By far the biggest challenge during recovery period is settling into your new lifestyle. You will feel the need to eat less and will experience fullness faster than before, enabling you to start losing weight. However, you may acquire food intolerances which can upset your stomach and will absorb fewer minerals and vitamins from your food.
These mean a more restricted diet and requiring you to take supplements to keep up your personal well-being. On the other hand, as you start losing weight, your overall health will improve which can bring about a whole new outlook in life.
Gastric bypass is an option for people with morbid obesity or obesity with certain comorbid conditions, such as diabetes, hypertension, arthritis, sleep apnoea, etc.
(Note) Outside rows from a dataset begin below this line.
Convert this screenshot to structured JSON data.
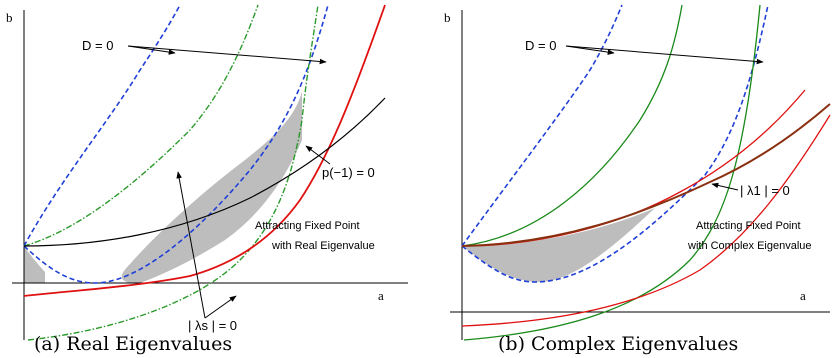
{
  "colors": {
    "dashed_blue": "#1f3fd8",
    "dashdot_green": "#2a9a2a",
    "red": "#e01010",
    "green": "#1a8a1a",
    "brown": "#8a3010",
    "black": "#000000",
    "shade": "#bdbdbd"
  },
  "panel_a": {
    "axis_x": "a",
    "axis_y": "b",
    "label_D0": "D = 0",
    "label_p": "p(−1) = 0",
    "label_lambda_s": "| λs | = 0",
    "region_line1": "Attracting Fixed Point",
    "region_line2": "with Real Eigenvalue",
    "caption": "(a) Real Eigenvalues"
  },
  "panel_b": {
    "axis_x": "a",
    "axis_y": "b",
    "label_D0": "D = 0",
    "label_lambda_1": "| λ1 | = 0",
    "region_line1": "Attracting Fixed Point",
    "region_line2": "with Complex Eigenvalue",
    "caption": "(b) Complex Eigenvalues"
  }
}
But what exactly does being obese entail?
The BMI system, which is the body mass divided by the square of the body height, classifies normal weight as 18.5 to 25, being overweight as 25 to 30 and obesity as 30+. Gastric bypass operation is only recommended for people who have:
- BMI starting from 30, alongside comorbid conditions.
- BMI starting from 40.
It is best taken as an option to turn around your life when your health is already declining due to your weight and lifestyle. Find out your BMI and do take into account any other conditions you might have that may be connected to your high bodily weight.
Despite the challenges, gastric bypass surgery has saved many lives. Often, the solution to obesity isn’t as easy as making the choice to just start eating better and being more physically active. Common obstacles such as fatigue, clinical depression and anxiety disorders (which can also be comorbid conditions to obesity) can make it very difficult to turn your life around.
Taking the operation route is not an easy choice either, but can be a way to a longer and healthier life.